Information released on March 5th 2024 by IATA (International Air Transport Association) revealed some encouraging prospects for the coming months of this year, based on January’s data.

Handling Customer Assets in our Care

“Air cargo growth outpaced trade and production. Several factors in the operating environment should be noted:

  1. Global cross-border trade increased by 1.0% in December compared to the previous month (-0.2% YoY).

  2. In January, the manufacturing output Purchasing Managers' Index (PMI) improved to 50.3, surpassing the 50 mark for the first time in eight months, indicating expansion. The new export orders PMI also saw an increase to 48.8, but remains below the critical 50 threshold, suggesting a continuing yet decelerating decline in global exports.

  3. Inflation in major economies continued to ease from its peak in terms of Consumer Price Index (CPI) in January, reaching 3.1% in both the US and in the EU, and 2.1% in Japan. China’s CPI, however, indicated deflation for the fourth consecutive month, raising concerns of an economic slowdown. China’s negative inflation rate of -0.8% was the lowest since the Global Financial Crisis in 2009.”

However, here’s another view from “The Outlook for European Road Transport” posted by on 12th January this year.

According to the OECD, global growth is expected to slow further in 2024 to 2.7% from 2.9% in 2023 and 3.3% in 2022. The UN's World Economic Situation and Prospects (WESP) report is even a little more pessimistic, with an estimated growth of 2.4% in 2024…

“The European economy in general and the road freight transport sector in particular are in line with this general diagnosis. The European economy lost its momentum in 2023, against a backdrop of high living costs, low external demand and monetary tightening.

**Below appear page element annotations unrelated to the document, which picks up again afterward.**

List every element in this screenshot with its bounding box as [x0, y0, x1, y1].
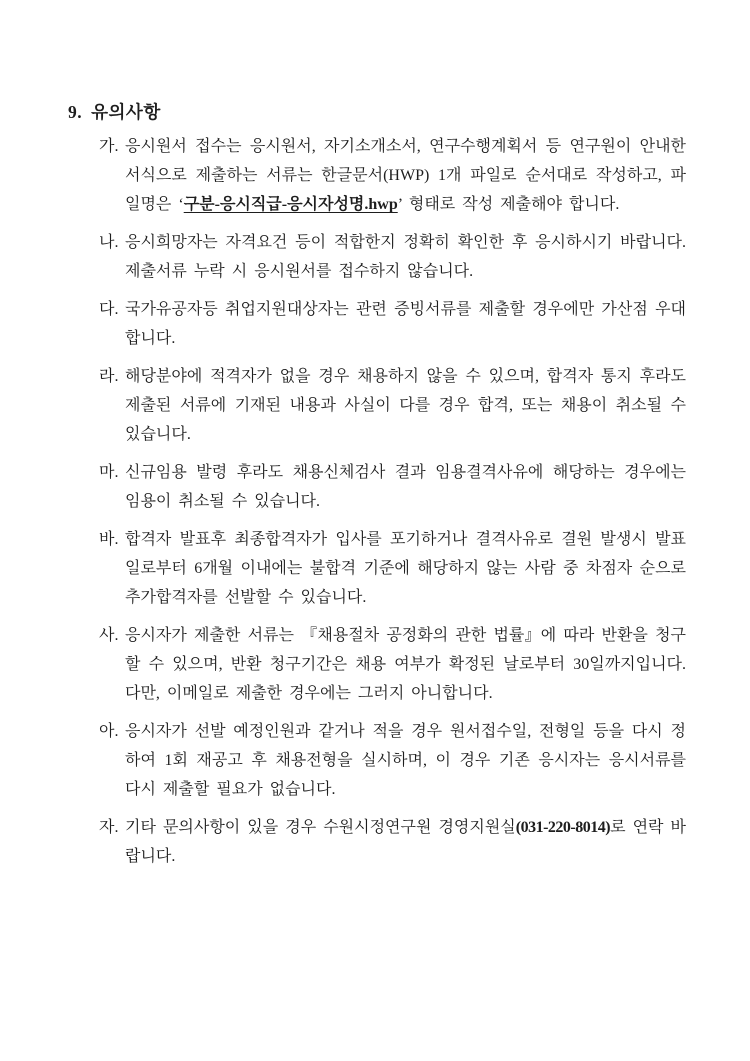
- list-item: [99, 132, 686, 219]
- item-text: 응시자가 제출한 서류는 『채용절차 공정화의 관한 법률』에 따라 반환을 청구할 수 있으며, 반환 청구기간은 채용 여부가 확정된 날로부터 30일까지입니다. 다만, 이메일로 제출한 경우에는 그러지 아니합니다.: [125, 627, 686, 702]
- section-number: 9.: [68, 102, 83, 122]
- item-label: 마.: [99, 464, 119, 481]
- item-text: 응시희망자는 자격요건 등이 적합한지 정확히 확인한 후 응시하시기 바랍니다. 제출서류 누락 시 응시원서를 접수하지 않습니다.: [125, 234, 686, 280]
- item-text-segment: 로 연락 바랍니다.: [125, 819, 686, 865]
- item-label: 가.: [99, 138, 119, 155]
- section-title: [68, 100, 686, 124]
- item-label: 사.: [99, 627, 119, 644]
- notice-list: [99, 132, 686, 871]
- list-item: [99, 525, 686, 612]
- list-item: [99, 228, 686, 286]
- item-text: [125, 813, 686, 871]
- item-text: 신규임용 발령 후라도 채용신체검사 결과 임용결격사유에 해당하는 경우에는 임용이 취소될 수 있습니다.: [125, 464, 686, 510]
- item-label: 바.: [99, 531, 119, 548]
- item-text: 국가유공자등 취업지원대상자는 관련 증빙서류를 제출할 경우에만 가산점 우대합니다.: [125, 301, 686, 347]
- section-title-text: 유의사항: [91, 102, 161, 122]
- item-label: 나.: [99, 234, 119, 251]
- item-label: 아.: [99, 723, 119, 740]
- list-item: [99, 295, 686, 353]
- item-text: 합격자 발표후 최종합격자가 입사를 포기하거나 결격사유로 결원 발생시 발표일로부터 6개월 이내에는 불합격 기준에 해당하지 않는 사람 중 차점자 순으로 추가합격자를 선발할 수 있습니다.: [125, 531, 686, 606]
- list-item: [99, 362, 686, 449]
- item-text: 해당분야에 적격자가 없을 경우 채용하지 않을 수 있으며, 합격자 통지 후라도 제출된 서류에 기재된 내용과 사실이 다를 경우 합격, 또는 채용이 취소될 수 있습니다.: [125, 368, 686, 443]
- item-text: 응시자가 선발 예정인원과 같거나 적을 경우 원서접수일, 전형일 등을 다시 정하여 1회 재공고 후 채용전형을 실시하며, 이 경우 기존 응시자는 응시서류를 다시 제출할 필요가 없습니다.: [125, 723, 686, 798]
- item-text: [125, 132, 686, 219]
- item-label: 다.: [99, 301, 119, 318]
- phone-number: (031-220-8014): [515, 819, 611, 836]
- item-text-segment: 기타 문의사항이 있을 경우 수원시정연구원 경영지원실: [125, 819, 516, 836]
- filename-emphasis: 구분-응시직급-응시자성명.hwp: [183, 196, 398, 213]
- list-item: [99, 458, 686, 516]
- item-text-segment: 응시원서 접수는 응시원서, 자기소개소서, 연구수행계획서 등 연구원이 안내한 서식으로 제출하는 서류는 한글문서(HWP) 1개 파일로 순서대로 작성하고, 파일명은 ‘: [125, 138, 686, 213]
- list-item: [99, 717, 686, 804]
- item-label: 자.: [99, 819, 119, 836]
- list-item: [99, 621, 686, 708]
- item-text-segment: ’ 형태로 작성 제출해야 합니다.: [397, 196, 620, 213]
- item-label: 라.: [99, 368, 119, 385]
- notice-section: [68, 100, 686, 871]
- list-item: [99, 813, 686, 871]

As for the road transport sector, it must cope with the economic downturn, while facing the unpredictability of its costs or the imperatives of decarbonisation.”

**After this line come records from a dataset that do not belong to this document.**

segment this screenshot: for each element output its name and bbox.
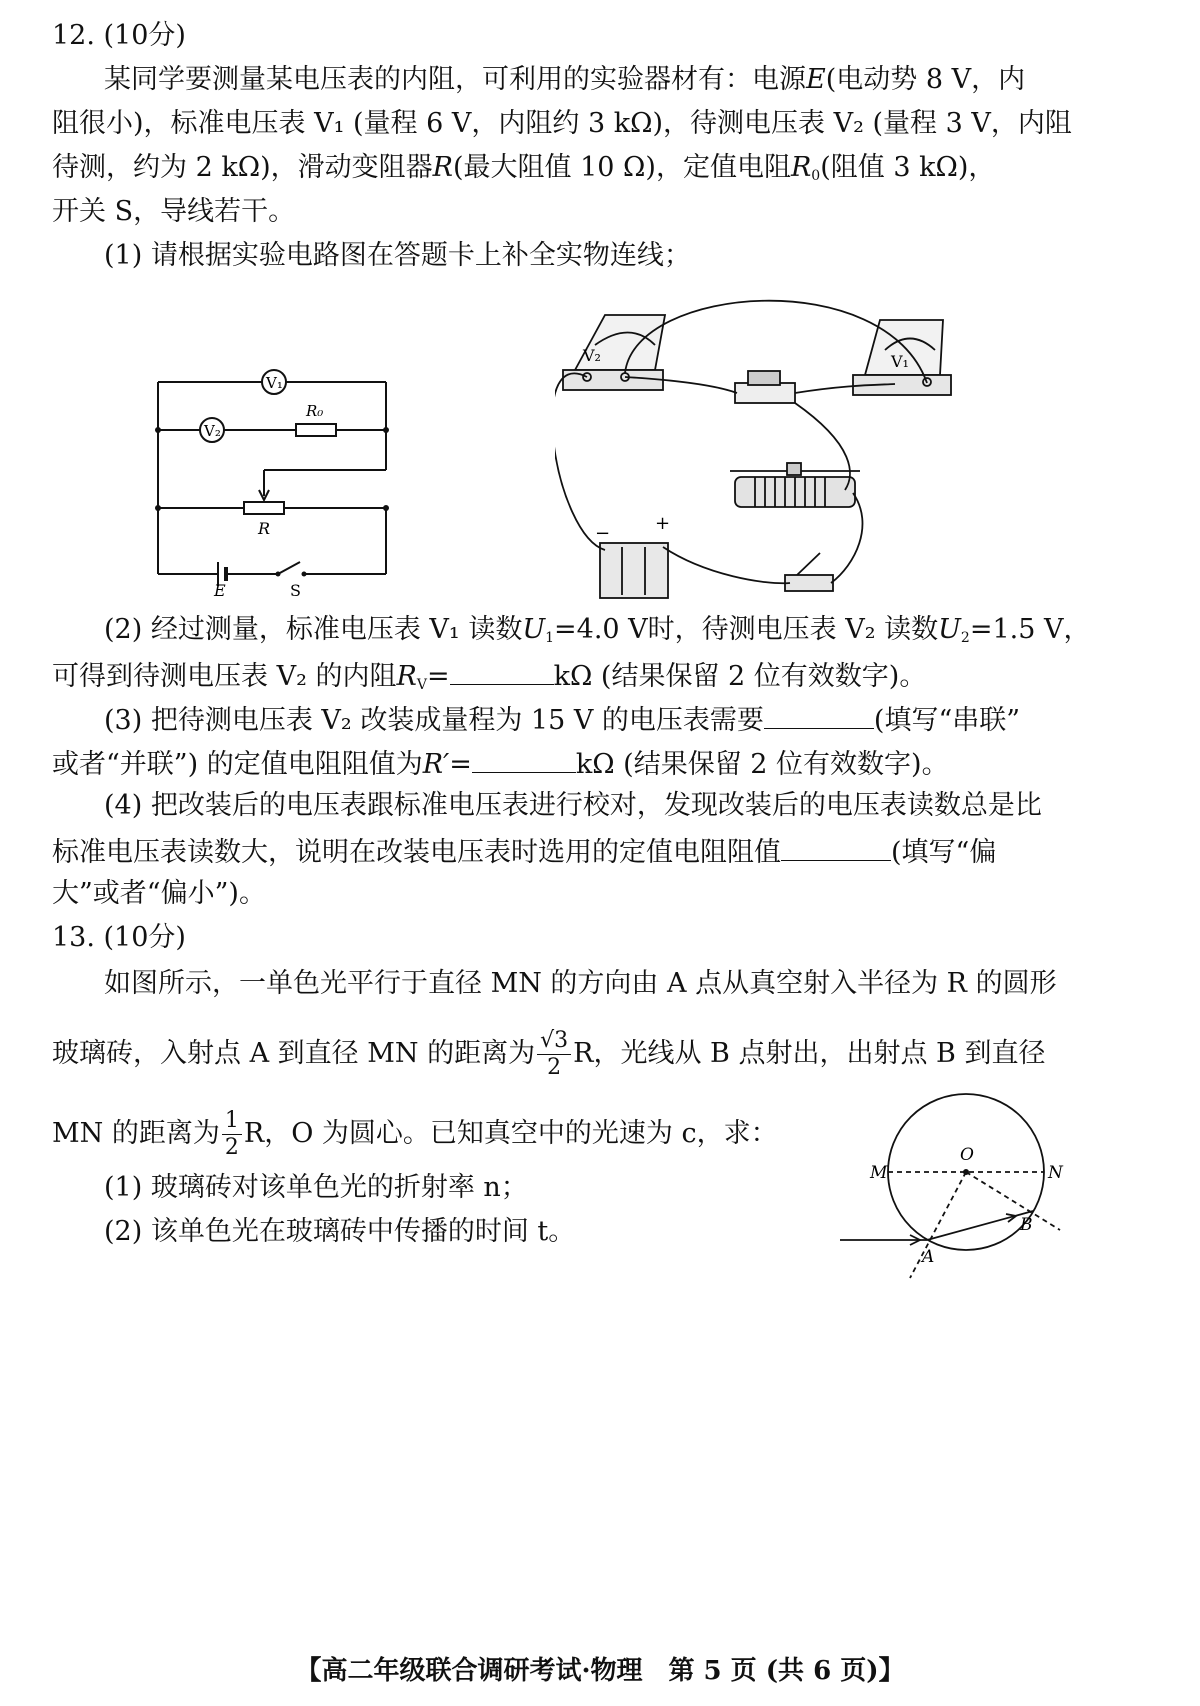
- q12-part2-line1: (2) 经过测量，标准电压表 V₁ 读数$U_1=4.0$ V时，待测电压表 V₂ 读数$U_2=1.5$ V，: [104, 614, 1091, 646]
- apparatus-v2-label: V₂: [583, 346, 601, 365]
- r-label: R: [258, 519, 271, 538]
- v1-label: V₁: [266, 374, 283, 392]
- q13-line3: MN 的距离为 $\frac{1}{2}$ R，O 为圆心。已知真空中的光速为 c，求：: [52, 1108, 778, 1160]
- answer-blank-rprime[interactable]: [472, 744, 576, 773]
- v2-label: V₂: [204, 422, 221, 440]
- battery-minus-label: −: [595, 523, 611, 544]
- q12-part2-line2: 可得到待测电压表 V₂ 的内阻$R_V= k\Omega$ (结果保留 2 位有效数字)。: [52, 656, 926, 703]
- glass-circle-diagram: [830, 1090, 1070, 1290]
- apparatus-v1-label: V₁: [891, 352, 909, 371]
- q12-intro-line1: 某同学要测量某电压表的内阻，可利用的实验器材有：电源E(电动势 8 V，内: [104, 64, 1026, 95]
- q12-intro-line3: 待测，约为 2 kΩ)，滑动变阻器R(最大阻值 10 Ω)，定值电阻$R_0$(阻值 3 kΩ)，: [52, 152, 996, 184]
- apparatus-illustration: [555, 285, 975, 603]
- answer-blank-connection[interactable]: [764, 700, 874, 729]
- fraction-1-over-2: $\frac{1}{2}$: [222, 1108, 242, 1161]
- q12-part4-line3: 大”或者“偏小”)。: [52, 878, 266, 909]
- q13-line1: 如图所示，一单色光平行于直径 MN 的方向由 A 点从真空射入半径为 R 的圆形: [104, 968, 1057, 999]
- q13-sub1: (1) 玻璃砖对该单色光的折射率 n；: [104, 1172, 528, 1203]
- label-b: B: [1020, 1215, 1033, 1235]
- page-footer: 【高二年级联合调研考试·物理 第 5 页 (共 6 页)】: [295, 1656, 905, 1686]
- fraction-sqrt3-over-2: $\frac{√3}{2}$: [537, 1028, 571, 1081]
- q13-line2: 玻璃砖，入射点 A 到直径 MN 的距离为 $\frac{√3}{2}$ R，光线从 B 点射出，出射点 B 到直径: [52, 1028, 1046, 1080]
- q13-header: 13. (10分): [52, 922, 186, 953]
- e-label: E: [214, 581, 226, 600]
- answer-blank-rv[interactable]: [450, 656, 554, 685]
- q12-part4-line2: 标准电压表读数大，说明在改装电压表时选用的定值电阻阻值 (填写“偏: [52, 832, 996, 871]
- q12-part3-line1: (3) 把待测电压表 V₂ 改装成量程为 15 V 的电压表需要 (填写“串联”: [104, 700, 1020, 739]
- q12-part4-line1: (4) 把改装后的电压表跟标准电压表进行校对，发现改装后的电压表读数总是比: [104, 790, 1042, 821]
- label-m: M: [870, 1163, 888, 1183]
- q12-part1: (1) 请根据实验电路图在答题卡上补全实物连线；: [104, 240, 691, 271]
- q12-intro-line2: 阻很小)，标准电压表 V₁ (量程 6 V，内阻约 3 kΩ)，待测电压表 V₂ (量程 3 V，内阻: [52, 108, 1072, 139]
- answer-blank-resistor-bias[interactable]: [781, 832, 891, 861]
- label-o: O: [960, 1145, 974, 1165]
- q13-sub2: (2) 该单色光在玻璃砖中传播的时间 t。: [104, 1216, 576, 1247]
- r0-label: R₀: [306, 402, 324, 420]
- label-a: A: [922, 1247, 935, 1267]
- q12-part3-line2: 或者“并联”) 的定值电阻阻值为R′= kΩ (结果保留 2 位有效数字)。: [52, 744, 949, 783]
- q12-header: 12. (10分): [52, 20, 186, 51]
- circuit-diagram: [150, 360, 400, 600]
- s-label: S: [290, 581, 301, 600]
- battery-plus-label: +: [655, 513, 671, 534]
- q12-intro-line4: 开关 S，导线若干。: [52, 196, 296, 227]
- label-n: N: [1048, 1163, 1063, 1183]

Very different forecasts relating to the international operations of transport and logistics companies such as Relay. This is because events have placed us in an unpredictable world economic and market environment, but the reason that leading players in this sector have survived and thrived is that their adherence to basic service principles remains unchanged in an uncertain and febrile world order.

Structural resilience

Like other leading transport and logistics companies, the attention we give to every detail and to every stage of the consignments in our charge is meticulous. This includes using the most appropriate vehicles for any given delivery. For instance, for UK deliveries, we acquired two Mercedes-Benz 18-tonne side-loading trucks, enabling loading and unloading to be undertaken more easily by forklifts. As the vulnerable electronics equipment we handle is frequently very bulky, this is an excellent way of delivering it safely to point of end use.

But both at home and abroad, we have the skills and experience in place, backed by advanced track and trace technology, to give us the structural resilience to meet the challenges of an ever-changing worldwide market environment. The logistics sector has shown itself capable of meeting potential setbacks time and time again, and we believe will inevitably continue to do so!